SpaceX ha dado el paso definitivo hacia los mercados financieros. La compañía aeroespacial de Elon Musk ya ha comunicado oficialmente a la Comisión de Bolsa y Valores de Estados Unidos su intención de debutar en el Nasdaq bajo el símbolo SPCX durante el próximo mes de junio. Se trata de una de las operaciones bursátiles más esperadas de los últimos años y, si se cumplen las previsiones, la empresa podría alcanzar una valoración cercana a los 1,75 billones de dólares. Con esa cifra, la firma tecnológica se situaría entre las compañías con mayor capitalización del planeta. Además, la operación pretende captar alrededor de 80.000 millones de dólares, un volumen récord para una oferta pública inicial, superando ampliamente el estreno bursátil de Saudi Aramco en 2019.
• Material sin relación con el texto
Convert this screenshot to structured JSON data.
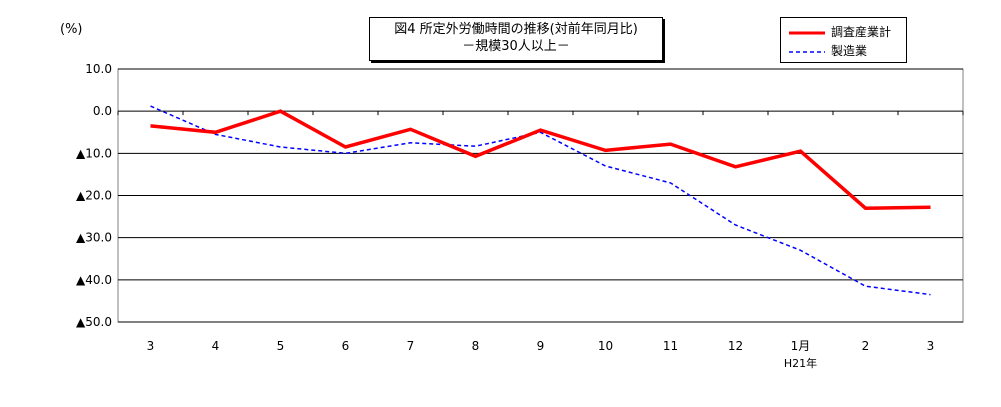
{
  "chart_data": {
    "type": "line",
    "title": "図4 所定外労働時間の推移(対前年同月比)",
    "subtitle": "－規模30人以上－",
    "ylabel": "(%)",
    "categories": [
      "3",
      "4",
      "5",
      "6",
      "7",
      "8",
      "9",
      "10",
      "11",
      "12",
      "1月",
      "2",
      "3"
    ],
    "x_sublabel": "H21年",
    "ylim": [
      -50,
      10
    ],
    "yticks": [
      10,
      0,
      -10,
      -20,
      -30,
      -40,
      -50
    ],
    "ytick_labels": [
      "10.0",
      "0.0",
      "▲10.0",
      "▲20.0",
      "▲30.0",
      "▲40.0",
      "▲50.0"
    ],
    "grid": true,
    "legend_position": "top-right",
    "series": [
      {
        "name": "調査産業計",
        "color": "#ff0000",
        "style": "solid",
        "values": [
          -3.5,
          -5.0,
          0.0,
          -8.5,
          -4.3,
          -10.7,
          -4.5,
          -9.3,
          -7.8,
          -13.2,
          -9.5,
          -23.0,
          -22.8
        ]
      },
      {
        "name": "製造業",
        "color": "#0000ff",
        "style": "dashed",
        "values": [
          1.2,
          -5.5,
          -8.5,
          -10.0,
          -7.5,
          -8.3,
          -5.0,
          -13.0,
          -17.0,
          -27.0,
          -33.0,
          -41.5,
          -43.5
        ]
      }
    ]
  }
}
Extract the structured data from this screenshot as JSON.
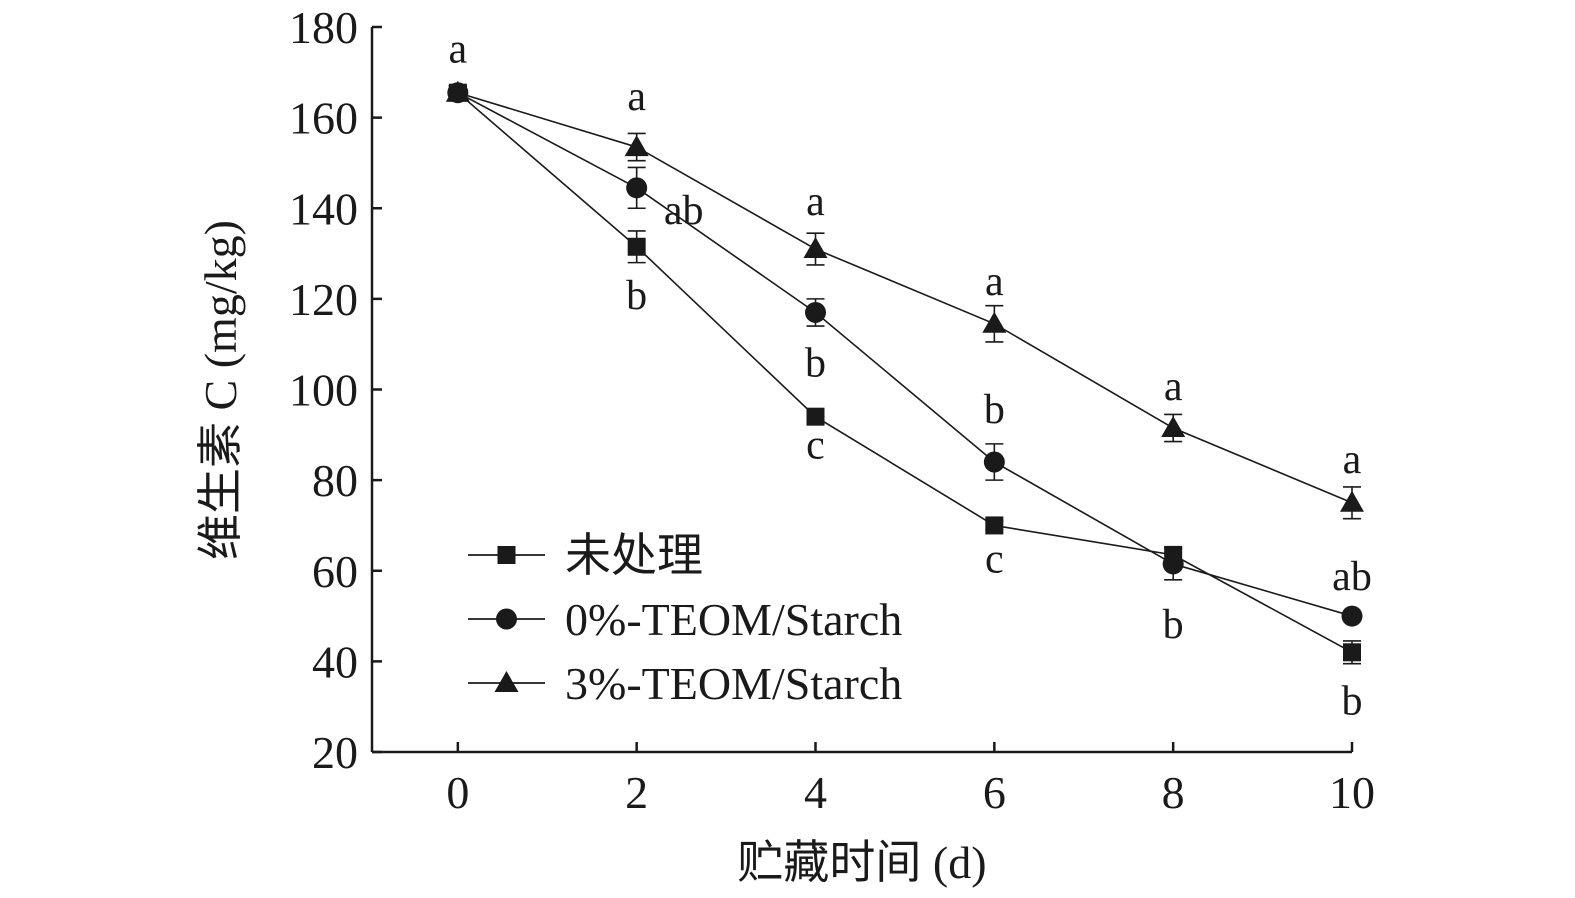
{
  "chart_data": {
    "type": "line",
    "xlabel": "贮藏时间 (d)",
    "ylabel": "维生素 C (mg/kg)",
    "x": [
      0,
      2,
      4,
      6,
      8,
      10
    ],
    "xlim": [
      -0.96,
      10
    ],
    "ylim": [
      20,
      180
    ],
    "xticks": [
      0,
      2,
      4,
      6,
      8,
      10
    ],
    "yticks": [
      20,
      40,
      60,
      80,
      100,
      120,
      140,
      160,
      180
    ],
    "grid": false,
    "legend_position": "bottom-left",
    "series": [
      {
        "name": "未处理",
        "marker": "square",
        "values": [
          165.5,
          131.5,
          94.0,
          70.0,
          63.5,
          42.0
        ],
        "errors": [
          1.5,
          3.5,
          1.0,
          1.0,
          1.5,
          2.5
        ],
        "labels": [
          "",
          "b",
          "c",
          "c",
          "",
          "b"
        ]
      },
      {
        "name": "0%-TEOM/Starch",
        "marker": "circle",
        "values": [
          165.5,
          144.5,
          117.0,
          84.0,
          61.5,
          50.0
        ],
        "errors": [
          1.5,
          4.5,
          3.0,
          4.0,
          3.5,
          1.0
        ],
        "labels": [
          "",
          "ab",
          "b",
          "b",
          "b",
          "ab"
        ]
      },
      {
        "name": "3%-TEOM/Starch",
        "marker": "triangle",
        "values": [
          165.5,
          153.5,
          131.0,
          114.5,
          91.5,
          75.0
        ],
        "errors": [
          1.5,
          3.0,
          3.5,
          4.0,
          3.0,
          3.5
        ],
        "labels": [
          "a",
          "a",
          "a",
          "a",
          "a",
          "a"
        ]
      }
    ]
  }
}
SpaceX se alía con Goldman Sachs
Para liderar esta histórica salida a Bolsa, SpaceX contará con Goldman Sachs como principal entidad coordinadora, aunque también participarán bancos de gran peso internacional como Morgan Stanley, Bank of America, Citigroup y JPMorgan Chase. Sin embargo, la documentación entregada a la SEC también ha revelado aspectos menos favorables sobre la situación financiera del grupo. Durante el primer trimestre del año, la compañía registró pérdidas de 4.200 millones de dólares pese a haber generado ingresos por 4.690 millones. Estas cifras reflejan el enorme coste operativo y de inversión que mantiene el conglomerado tecnológico en sus diferentes áreas de negocio.
Dentro de la empresa, Starlink continúa siendo el principal motor económico. La división de internet satelital aportó el 69% de la facturación total, con ingresos de 3.260 millones de dólares y más de 10 millones de clientes activos en todo el mundo. Actualmente, es la única unidad rentable del grupo, ya que el negocio espacial acumuló pérdidas operativas de 619 millones de dólares y la división de inteligencia artificial perdió otros 2.500 millones durante el mismo periodo. En este contexto, adquiere especial relevancia el acuerdo estratégico con Anthropic, compañía dirigida por Dario Amodei, que deberá abonar 1.250 millones de dólares mensuales hasta 2029 para utilizar la capacidad informática del centro de datos Colossus 1.
Elon Musk tendrá el control total de la compañía
La documentación presentada también confirma el férreo control que Elon Musk conservará sobre la compañía tras su debut bursátil. El empresario mantendrá el 93% de las acciones con derecho a voto, lo que permitirá a SpaceX operar como una “empresa controlada” y evitar la obligación de incorporar consejeros independientes en su consejo de administración. Este movimiento llega en un momento de intensa actividad en los mercados, con numerosas tecnológicas preparando su salto bursátil. Entre ellas destaca OpenAI, rival directo de Musk en el ámbito de la inteligencia artificial, que según diversas informaciones planea salir a Bolsa en septiembre con el respaldo financiero de Goldman Sachs y Morgan Stanley, después de haber alcanzado una valoración de 122.000 millones de dólares en su última ronda de financiación apoyada por Amazon, Nvidia y SoftBank.